Children Knew 'We're Going To Die'

April 10, 1994|By Traci A. Johnson | Traci A. Johnson,Sun Staff Writer

No, It mustn't happen. They can't do it. No one will let them! But why shouldn't they do it? Who prevented them from bringing us here, and who will prevent the gas chambers, who -- God? I have stopped believing in God, so is this punishment for that? No, it isn't, Tonicka and Berticka pray and they would be sent to the gas chambers with me.

-- Charlotte Veresova

After reciting the diary entry -- written by a 12-year-old Jewish girl in Terezin, in the Czechoslovakian ghetto, during World War II -- Kym Samuels stared at the other papers representing the thousands of children who languished or perished in that place.

She stubbed out the first of four cigarettes she would smoke in 45 minutes and shook her head.

"In their diaries and poetry, they [the children] just say flat out, 'We're going to die.' They knew it was coming," said Ms. Samuels, 21, a Western Maryland College senior.

"No matter how much the adults tried to hide it from them, trying to make their lives as easy as possible, there were just real indications that they knew what was up. . . ."

Ms. Samuels went beyond the campus library to research her senior project -- how art and writings of children in Terezin reflect their Holocaust experiences.

She went to Washington and to the Czech Republic to Terezin -- or Theresienstadt, as it was called then. She collected enough material for a book, a pictorial for the campus library for which she received a grant from WMC.

She delved into the children's words and pictures. Through those intimate documents, she felt what was in their hearts.

And hers broke.

"What they went through is mind-boggling," she said, her speech quickening though she tried to speak casually. "Fifteen thousand children went through Terezin between 1941 and 1944. And approximately 100 survived."

It was a blustery day, and Ms. Samuels had on thick tights beneath her long skirt and combat boots. Once inside the college pub, she opened her knapsack and poured months of research onto the table.

Terezin -- pronounced Tair-uh-zeen -- is a regular city, with stores and cafes and residents, a fact that Ms. Samuels, who is Jewish, took for granted before she visited the city for 10 days during the college's winter semester.

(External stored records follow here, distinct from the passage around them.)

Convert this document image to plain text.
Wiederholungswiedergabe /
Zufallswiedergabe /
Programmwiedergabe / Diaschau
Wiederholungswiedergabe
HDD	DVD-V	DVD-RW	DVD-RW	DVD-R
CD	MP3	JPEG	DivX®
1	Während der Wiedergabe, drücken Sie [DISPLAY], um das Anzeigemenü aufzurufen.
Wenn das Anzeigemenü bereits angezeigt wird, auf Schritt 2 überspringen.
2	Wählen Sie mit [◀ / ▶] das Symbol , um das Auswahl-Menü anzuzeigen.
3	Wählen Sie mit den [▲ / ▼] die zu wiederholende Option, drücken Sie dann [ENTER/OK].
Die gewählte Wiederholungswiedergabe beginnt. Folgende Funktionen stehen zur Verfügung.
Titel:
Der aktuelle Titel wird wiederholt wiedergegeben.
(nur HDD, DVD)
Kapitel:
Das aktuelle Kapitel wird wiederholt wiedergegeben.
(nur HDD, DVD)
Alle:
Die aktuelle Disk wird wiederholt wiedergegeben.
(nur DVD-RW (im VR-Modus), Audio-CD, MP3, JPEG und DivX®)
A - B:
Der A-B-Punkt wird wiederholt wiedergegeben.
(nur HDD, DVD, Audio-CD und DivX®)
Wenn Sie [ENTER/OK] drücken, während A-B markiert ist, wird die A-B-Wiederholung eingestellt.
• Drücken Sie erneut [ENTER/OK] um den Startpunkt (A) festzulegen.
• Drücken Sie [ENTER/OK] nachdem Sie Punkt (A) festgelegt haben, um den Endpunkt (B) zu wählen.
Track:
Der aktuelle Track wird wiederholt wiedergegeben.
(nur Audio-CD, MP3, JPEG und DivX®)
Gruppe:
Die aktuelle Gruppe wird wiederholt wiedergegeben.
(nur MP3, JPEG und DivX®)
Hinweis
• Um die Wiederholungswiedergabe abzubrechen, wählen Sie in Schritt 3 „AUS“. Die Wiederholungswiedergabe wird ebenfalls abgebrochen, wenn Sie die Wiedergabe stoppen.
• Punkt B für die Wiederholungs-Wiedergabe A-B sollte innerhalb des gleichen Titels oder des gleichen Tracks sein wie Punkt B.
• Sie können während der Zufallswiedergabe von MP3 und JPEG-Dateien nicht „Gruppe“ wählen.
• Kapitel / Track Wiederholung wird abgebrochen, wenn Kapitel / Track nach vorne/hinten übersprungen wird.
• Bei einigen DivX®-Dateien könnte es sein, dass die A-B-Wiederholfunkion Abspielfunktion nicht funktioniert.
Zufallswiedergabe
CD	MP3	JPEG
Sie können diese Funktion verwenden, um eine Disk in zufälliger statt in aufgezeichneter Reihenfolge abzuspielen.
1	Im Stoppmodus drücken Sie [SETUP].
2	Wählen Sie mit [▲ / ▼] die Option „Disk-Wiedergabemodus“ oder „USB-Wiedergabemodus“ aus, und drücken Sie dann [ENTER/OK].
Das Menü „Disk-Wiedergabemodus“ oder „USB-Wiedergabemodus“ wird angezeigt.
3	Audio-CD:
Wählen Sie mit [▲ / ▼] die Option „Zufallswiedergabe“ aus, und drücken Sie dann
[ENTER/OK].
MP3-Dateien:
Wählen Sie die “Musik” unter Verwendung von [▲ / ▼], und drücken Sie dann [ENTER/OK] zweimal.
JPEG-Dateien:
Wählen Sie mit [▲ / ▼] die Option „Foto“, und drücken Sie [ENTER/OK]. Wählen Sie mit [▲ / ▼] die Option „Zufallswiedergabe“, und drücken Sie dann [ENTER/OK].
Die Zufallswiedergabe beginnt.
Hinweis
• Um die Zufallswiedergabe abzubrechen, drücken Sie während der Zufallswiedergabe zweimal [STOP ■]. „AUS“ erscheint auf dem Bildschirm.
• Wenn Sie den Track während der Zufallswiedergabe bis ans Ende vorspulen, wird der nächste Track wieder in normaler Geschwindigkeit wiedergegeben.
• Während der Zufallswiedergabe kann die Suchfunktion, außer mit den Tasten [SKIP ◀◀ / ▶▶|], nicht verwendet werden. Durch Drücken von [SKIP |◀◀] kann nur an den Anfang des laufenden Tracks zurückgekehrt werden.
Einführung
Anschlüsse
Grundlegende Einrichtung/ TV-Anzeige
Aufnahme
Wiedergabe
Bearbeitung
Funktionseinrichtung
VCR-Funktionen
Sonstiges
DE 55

As a child living in Germany -- her father was stationed in Heidelberg by the Army for four years -- Ms. Samuels had visited many of the "Holocaust sites" such as Dachau, Anne Frank's house and the Eagle's Nest -- "Hitler's little get-away-from-it-all, Camp David-type place."

But she wasn't prepared for Terezin, which gave its name to the nearby concentration camp.

"This is where I slept . . . huge bedroom, little shower room, my own hallway -- all mine in the hotel in Terezin for $10," she said, displaying pictures of her quarters.

"It was an old SS commander's flat, which I found out just before I went to sleep." She shook her head. "I had hideous nightmares. It was awful."

The Terezin ghetto was actually the larger section of a fortress built just outside the city in 1780, Ms. Samuels said. Der Kleine Festung, or "the little fortress," was the death camp, with Arbeit Macht Frei -- "Work will set you free" -- inscribed over its entrance.

Ms. Samuels saw the train tracks that brought the cattle cars filled with Jewish prisoners to the city. They were overgrown. She entered the barracks -- not much bigger than the tiny WMC pub, she said -- where 1,000 people slept at once.

She walked around the spacious shaving room Hitler ordered built as a tool for his propaganda. The Jewish prisoners probably never used that room, she said.

Many children were sent to the little fortress, through the "death gate" and down the corridor to where a firing squad waited. Ms. Samuel said blood still stains the walls and bullet holes pock the ground in the compound.

But before the firing squad, the children lived in Terezin.

"I've always been aware that there was a place called Terezin, and that the children there had this incredible culture," Ms. Samuels said.

"I looked into the diaries kept by some of the children. They have some interesting quotations, like from these three young women," said Ms. Samuels. "They were about 12 to 14 years old."

God, her plight and the fate of her friends were among the things Charlotte Veresova, the young girl from Prague quoted at the beginning of this story, wrote about during her two-year stay in Terezin, which held prisoners from 1941 until 1945.

She watched from the dirt streets as Nazis set up an elaborate production for the rest of the world. She wrote:

The Germans are going to make a film here so they are up to all sorts of monkey shines. . . . The sidewalks are being scrubbed and wherever there is even a tiny bit of earth they plant flowers. They carried earth to the main square and made a park, but no one is allowed to go into it.